I looked down at the briefcase and did the only thing I could do: I went to work.
The feather grade was light, and the fibers didn’t hold together. Bad nutrition. City bird. The bone-splinters were long, and they’d split along the axis. A glider, not a flapper. No sign of iridescence; probably female. I raked my fingers through the briefcase, sifting avian after-matter, looking for the tell-tale.
The cabin’s gravity shifted; the plane’s nose was lifting.
Don’t think about the plane. Think about the bird.
The bird passes through the plane, but the bird is still the bird.
That’s what Dr. Prandtl-Glauert always says. My boss. “The bird is still the bird.” All remains can be identified, no matter how mangled or incomplete. Always. Because the bird is in there.
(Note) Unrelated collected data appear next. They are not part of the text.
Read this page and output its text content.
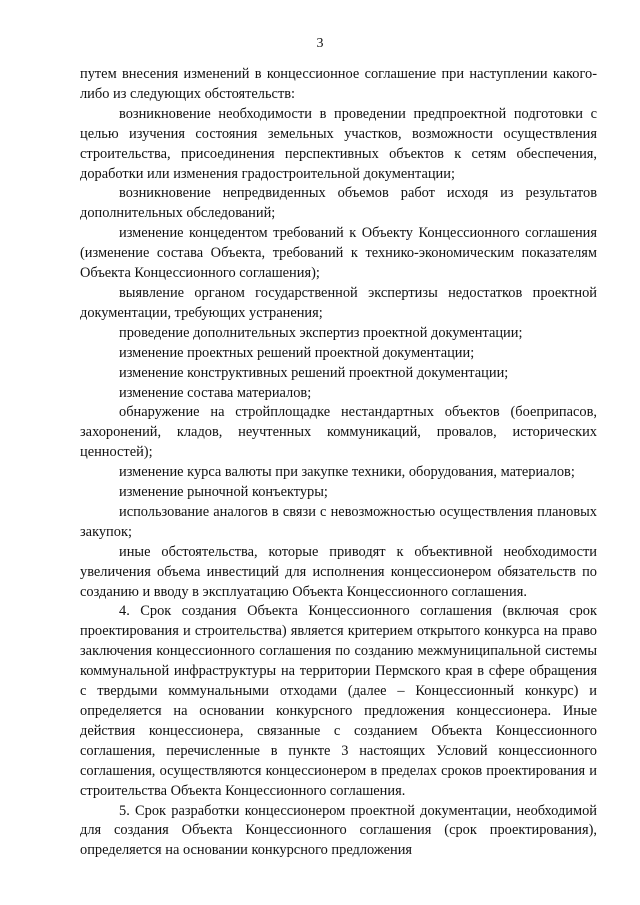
3

путем внесения изменений в концессионное соглашение при наступлении какого-либо из следующих обстоятельств:

возникновение необходимости в проведении предпроектной подготовки с целью изучения состояния земельных участков, возможности осуществления строительства, присоединения перспективных объектов к сетям обеспечения, доработки или изменения градостроительной документации;

возникновение непредвиденных объемов работ исходя из результатов дополнительных обследований;

изменение концедентом требований к Объекту Концессионного соглашения (изменение состава Объекта, требований к технико-экономическим показателям Объекта Концессионного соглашения);

выявление органом государственной экспертизы недостатков проектной документации, требующих устранения;

проведение дополнительных экспертиз проектной документации;

изменение проектных решений проектной документации;

изменение конструктивных решений проектной документации;

изменение состава материалов;

обнаружение на стройплощадке нестандартных объектов (боеприпасов, захоронений, кладов, неучтенных коммуникаций, провалов, исторических ценностей);

изменение курса валюты при закупке техники, оборудования, материалов;

изменение рыночной конъектуры;

использование аналогов в связи с невозможностью осуществления плановых закупок;

иные обстоятельства, которые приводят к объективной необходимости увеличения объема инвестиций для исполнения концессионером обязательств по созданию и вводу в эксплуатацию Объекта Концессионного соглашения.

4. Срок создания Объекта Концессионного соглашения (включая срок проектирования и строительства) является критерием открытого конкурса на право заключения концессионного соглашения по созданию межмуниципальной системы коммунальной инфраструктуры на территории Пермского края в сфере обращения с твердыми коммунальными отходами (далее – Концессионный конкурс) и определяется на основании конкурсного предложения концессионера. Иные действия концессионера, связанные с созданием Объекта Концессионного соглашения, перечисленные в пункте 3 настоящих Условий концессионного соглашения, осуществляются концессионером в пределах сроков проектирования и строительства Объекта Концессионного соглашения.

5. Срок разработки концессионером проектной документации, необходимой для создания Объекта Концессионного соглашения (срок проектирования), определяется на основании конкурсного предложения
There! Two blue-gray shards of beak. You were not a Canada goose after all. You were a silver spotted church raven.
There was a declarative thump and the plane rocked side to side and my blood ran cold but it was ecstasy: my cold-running blood. I was alive.
A chord of arrival rang over the PA. The hum of the engine was already fading. The flight attendant, my flight attendant, my guru, came rushing down the aisle, squirming past the passengers all packing up their things — she knocked a fez off someone’s head and made a woman drop her gong — and when her eyes met mine (my ecstatic living eyes, not the cold staring eyes of the dead) relief washed across her face. She said something in that other language, something I couldn’t understand.
She stopped short when she saw the briefcase, and smelled the smell, but then nodded, and looked again, and broke out laughing.
“You did it,” she said with a grin. “I have no idea how, with that, but you did it!”
The bird passes through the plane, but the bird is still the bird. I said it solemnly. Tell that to the next passenger who wanders through the wrong gate.